In 1964, at age 27, the soldier who became known as Starr Man enrolled at the Southern Methodist University and tried out for the football team. Although he only played for one year, at right guard, he had succeeded in overcoming his relatively small size to become a physical factor on the athletic field. He went on to set a national power lifting record in 1968.

"If you know you're stronger, then you have a psychological edge over your opponent whether it's across the line from them, underneath a basket, opposite a net, in the next lane or over the top of them on a wrestling mat," he says, adding, "Strength gives athletes great confidence."

After completing his undergraduate degree at SMU, Starr attended George Williams College, in Chicago, where he earned a master's degree in social work in 1963. He later worked for the Y.M.C.A in Marion, Ind., where he was a youth director who focused much of his attention on teaching young people swimming, basketball and the art of weightlifting.

In 1966 Starr applied his insights into weightlifting and conditioning to writing, becoming the assistant editor of the magazine Strength and Health and writing about nutrition, competitions and body building tips.

In 1970, Starr went back to the gridiron, this time as a conditioning coach for the Baltimore Colts.

"It was a fun experience," he says. "This was the same year they won the Super Bowl [Super Bowl V]."

In 1973, Starr became the strength coach at the University of Hawaii and, in 1976, wrote his first book, Only the Strong Shall Survive.

"I bet I still get a handful of phone calls a month from people wanting to order the book," says football coach Jim McGrath.

Survive--designed to be an instructional manual to help players lift on their own and coaches develop workout programs for their athletes--is more than a mere textbook. Rather, it's a detailed and in-depth 205-page guide to all the aspects of effective training, nutrition and rehabilitating injuries. In it, Starr professes one of his most enduring themes: that there is more to weightlifting than simply pumping iron.

"Weightlifting serves a purpose greater than a person looking strong," he says. "It works in conjunction with their particular sport. It improves their skills. A stronger athlete is a better athlete. Athletes decreases their chances of injuries and builds endurance."

On that same note Starr says that weightlifting can be misused.

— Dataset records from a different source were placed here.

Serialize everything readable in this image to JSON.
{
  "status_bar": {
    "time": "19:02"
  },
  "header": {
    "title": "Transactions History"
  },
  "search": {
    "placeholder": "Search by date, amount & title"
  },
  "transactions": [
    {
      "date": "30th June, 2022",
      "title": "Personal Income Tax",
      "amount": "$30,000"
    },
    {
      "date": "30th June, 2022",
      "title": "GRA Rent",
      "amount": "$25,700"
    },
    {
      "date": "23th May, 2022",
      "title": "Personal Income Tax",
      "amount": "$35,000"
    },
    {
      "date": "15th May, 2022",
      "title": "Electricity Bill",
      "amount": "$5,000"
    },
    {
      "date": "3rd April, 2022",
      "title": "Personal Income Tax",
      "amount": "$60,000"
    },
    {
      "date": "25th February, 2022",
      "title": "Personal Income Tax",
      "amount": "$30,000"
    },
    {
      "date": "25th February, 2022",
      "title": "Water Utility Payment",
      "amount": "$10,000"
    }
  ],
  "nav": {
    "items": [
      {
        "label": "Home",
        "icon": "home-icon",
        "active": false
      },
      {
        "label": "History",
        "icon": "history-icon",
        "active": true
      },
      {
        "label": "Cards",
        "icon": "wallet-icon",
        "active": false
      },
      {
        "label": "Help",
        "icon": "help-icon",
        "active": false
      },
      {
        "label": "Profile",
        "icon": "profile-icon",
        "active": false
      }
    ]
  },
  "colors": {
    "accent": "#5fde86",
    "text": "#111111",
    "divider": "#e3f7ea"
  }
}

"Steroids are often used and athletes lift for the sake of looking bigger. That is abuse. This is also bad because lifting serves no functional purpose. Weightlifting must serve a purpose, bringing out the character in an athlete and applying themselves."

Starr's own character-building regimen includes lifting three times a week for an hour at a time. He constantly reminds his students that everything done in the weight room has a purpose, and the two most important elements an athlete must have to be successful are determination and consistency.

"The discipline and doing things you don't enjoy make you a great athlete and give you the ability to stand with the fittest and the strongest," he says.